A journal is essential to me. It is my laboratory, my “potting shed”. Between projects, I free-write, filling the pages with everything and anything, dumping the brain’s content onto the page. Early morning is best where the subconscious and conscious converge. I write the words and seek connections, links, and hopeful creative sparks. When I am writing my novel, I keep another journal as well, with my notes and research – I see it as a road map, a direction finder, and of course, a green house.
The musician, Jon Bon Jovi once described his songs as children being sent out into the world, but I don’t see my works as such. I see them as tree saplings planted into the earth. Some will flourish, some will struggle, and some will die. The journal, the laboratory, the potting shed is the one constant. The reminder of what was once was. The label in the plant pot.

When I finished my fourth novel ‘Hollow Point,’ I thought I had completed the series of war time adventures of agent Eva Molenaar. But a visit to Berlin in 2016 changed that. Berlin is not so much a city as an eco-system of modern culture and divided history. The city had framed my narrative through my series, and I decided, Eva needed a fitting end and so I began researching, writing and in January 2017, ‘EAGLES HUNT WOLVES’ began.

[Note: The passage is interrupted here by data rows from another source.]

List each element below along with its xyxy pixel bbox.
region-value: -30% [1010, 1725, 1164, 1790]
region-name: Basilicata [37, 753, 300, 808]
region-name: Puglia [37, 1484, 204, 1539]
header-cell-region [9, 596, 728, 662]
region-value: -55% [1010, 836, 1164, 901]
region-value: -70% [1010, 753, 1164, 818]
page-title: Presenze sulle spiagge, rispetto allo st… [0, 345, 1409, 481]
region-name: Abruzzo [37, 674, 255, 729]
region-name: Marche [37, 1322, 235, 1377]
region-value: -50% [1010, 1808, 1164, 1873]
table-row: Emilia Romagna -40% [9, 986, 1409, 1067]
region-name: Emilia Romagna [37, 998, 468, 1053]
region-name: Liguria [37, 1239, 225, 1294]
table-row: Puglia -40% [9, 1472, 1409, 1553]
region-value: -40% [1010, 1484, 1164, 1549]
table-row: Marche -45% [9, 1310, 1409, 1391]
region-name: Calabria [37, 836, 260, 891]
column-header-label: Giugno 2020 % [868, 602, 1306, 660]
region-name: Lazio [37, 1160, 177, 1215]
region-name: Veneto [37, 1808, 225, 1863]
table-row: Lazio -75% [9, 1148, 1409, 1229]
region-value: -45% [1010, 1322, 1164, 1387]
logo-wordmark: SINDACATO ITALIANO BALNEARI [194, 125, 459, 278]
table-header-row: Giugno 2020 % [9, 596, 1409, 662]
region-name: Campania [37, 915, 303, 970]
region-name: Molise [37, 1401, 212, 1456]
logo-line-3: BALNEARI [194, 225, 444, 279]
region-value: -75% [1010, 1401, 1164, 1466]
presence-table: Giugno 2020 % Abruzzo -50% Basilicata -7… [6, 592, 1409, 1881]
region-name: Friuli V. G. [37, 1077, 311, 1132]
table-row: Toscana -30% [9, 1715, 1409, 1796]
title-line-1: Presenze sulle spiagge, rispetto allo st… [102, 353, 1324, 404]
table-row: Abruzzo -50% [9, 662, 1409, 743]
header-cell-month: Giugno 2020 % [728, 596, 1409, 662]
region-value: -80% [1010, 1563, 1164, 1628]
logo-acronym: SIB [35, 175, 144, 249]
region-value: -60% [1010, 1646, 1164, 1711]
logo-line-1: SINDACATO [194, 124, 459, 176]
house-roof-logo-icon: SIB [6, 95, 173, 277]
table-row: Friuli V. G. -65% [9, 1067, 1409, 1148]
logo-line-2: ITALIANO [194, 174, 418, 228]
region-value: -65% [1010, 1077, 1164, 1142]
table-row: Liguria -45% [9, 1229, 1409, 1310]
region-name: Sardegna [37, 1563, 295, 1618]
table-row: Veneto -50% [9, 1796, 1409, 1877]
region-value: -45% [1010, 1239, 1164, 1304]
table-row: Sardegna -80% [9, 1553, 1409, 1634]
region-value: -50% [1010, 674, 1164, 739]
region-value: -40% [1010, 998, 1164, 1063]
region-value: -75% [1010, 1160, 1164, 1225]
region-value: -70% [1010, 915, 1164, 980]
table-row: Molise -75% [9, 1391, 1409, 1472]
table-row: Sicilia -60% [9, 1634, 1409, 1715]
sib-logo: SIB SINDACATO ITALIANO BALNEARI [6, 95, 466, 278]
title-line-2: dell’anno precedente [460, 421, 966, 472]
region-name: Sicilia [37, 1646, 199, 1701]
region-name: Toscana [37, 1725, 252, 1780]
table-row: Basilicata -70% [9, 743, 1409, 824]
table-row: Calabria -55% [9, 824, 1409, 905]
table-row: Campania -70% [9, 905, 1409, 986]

And this brings me to Berlin Notebook. Paper and ink are my life blood, and the ethos of Berlin Notebook appealed to me; its mission statement to be more than a supplier, to be the foundation of a creative process. The Berlin Notebook for me is the ‘seed’ and label for the potting plant, the book is paper created from the body of the tree. From the pages of the early morning journals, an organic process begins that results in a book in the hand or placed on a shelf.